Au Congrès des maires, un point a été fait le 1er juin sur la prise de compétence de gestion des eaux, des milieux aquatiques et de prévention des inondations (Gemapi), en particulier sur son volet inondations. Même si la mise en oeuvre de cette nouvelle attribution a été repoussée à 2018 par la loi portant nouvelle organisation territoriale de la République (Notr), les élus expriment déjà leur besoin d'information et d'accompagnement.

Ce n'est pas nouveau : l'attribution au bloc communal de la compétence de gestion des milieux aquatiques et de prévention des inondations (Gemapi) divise, inquiète, passionne ou a minima interpelle les élus locaux. Et les terribles inondations de ces derniers jours n'ont pu que susciter un regain d'intérêt pour cette question. "L'an dernier l'Association des maires de France (AMF) a demandé un réexamen du dispositif. L'exercice de cette compétence a été repoussé au 1er janvier 2018. Mais c'est dès maintenant qu'il faut se préparer", a pressé André Flajolet, président de la commission Environnement de l'AMF et maire de Saint-Venant (Pas-de-Calais), lors d'un point info sur la Gemapi organisé le 1er juin au Congrès des maires. "Il est important d'anticiper les conséquences des transferts de compétences aux EPCI en matière de Gemapi.

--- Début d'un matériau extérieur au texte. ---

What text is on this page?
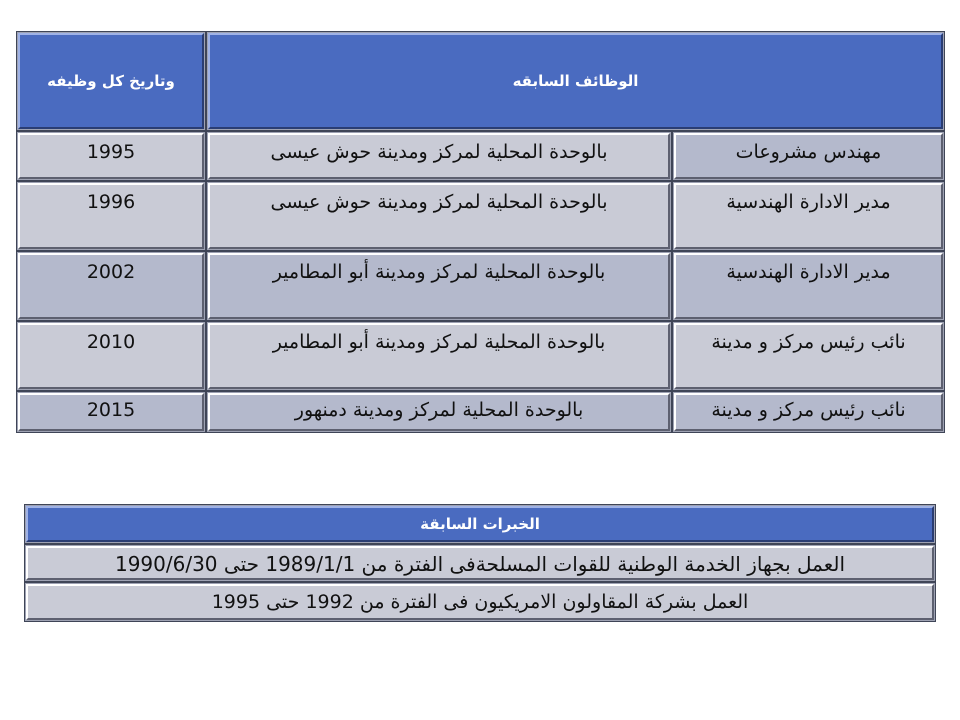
وتاريخ كل وظيفه	الوظائف السابقه
1995	بالوحدة المحلية لمركز ومدينة حوش عيسى	مهندس مشروعات
1996	بالوحدة المحلية لمركز ومدينة حوش عيسى	مدير الادارة الهندسية
2002	بالوحدة المحلية لمركز ومدينة أبو المطامير	مدير الادارة الهندسية
2010	بالوحدة المحلية لمركز ومدينة أبو المطامير	نائب رئيس مركز و مدينة
2015	بالوحدة المحلية لمركز ومدينة دمنهور	نائب رئيس مركز و مدينة
الخبرات السابقة
العمل بجهاز الخدمة الوطنية للقوات المسلحةفى الفترة من 1989/1/1 حتى 1990/6/30
العمل بشركة المقاولون الامريكيون فى الفترة من 1992 حتى 1995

Le tout en prenant le temps d'affiner nos connaissances sur ce qui peut ou va être transféré", ajoute Marie-France Beaufils, vice-présidente de la communauté d'agglomération de Tours Plus et présidente du Centre européen de prévention du risque inondation (Cepri).

Jeu à bascule

La bascule d'une compétence facultative et partagée entre toutes les collectivités à une compétence obligatoire et ciblée sur la commune et l'EPCI représente - selon un élu qui est intervenu dans la salle - un inextricable sac de noeuds faisant le lit des bureaux d'études, suscitant des réponses contradictoires et conduisant à l'inaction. "C'est sûr que la Gemapi n'est pas la panacée universelle. Mais c'est justement un outil dont il faut s'emparer pour ne pas rester inactif. Car plus on attend, plus la facture sera salée ! Alors que les moyens, eux, sont limités", insiste André Flajolet. Soucieux de favoriser l'appropriation par le bloc communal de cette nouvelle compétence, le gouvernement multiplie depuis plusieurs mois les documents à visée pédagogique. Dernier en date, un guide méthodologique élaboré par les services de la direction générale de la prévention des risques (DGPR) à l'attention des préfets sur la gestion des systèmes d'endiguement (voir notre article dans l'édition du 26 avril 2016). Et un an plus tôt, un kit pédagogique pour tenter de rassurer les élus. "Il persiste des zones de flou. Par exemple sur la responsabilité juridique des digues de protection (systèmes d'endiguement). 90% d'entre elles appartiennent à des collectivités. Pour les 10% restants, on ne le sait même pas", estime André Flajolet. "Le problème des digues orphelines n'est pas réglé. Et suscite toujours des questionnements", conclut Marie-France Beaufils, par ailleurs sénatrice-maire de Saint-Pierre-des-Corps (Indre-et-Loire), une commune directement concernée par des risques de rupture de digue.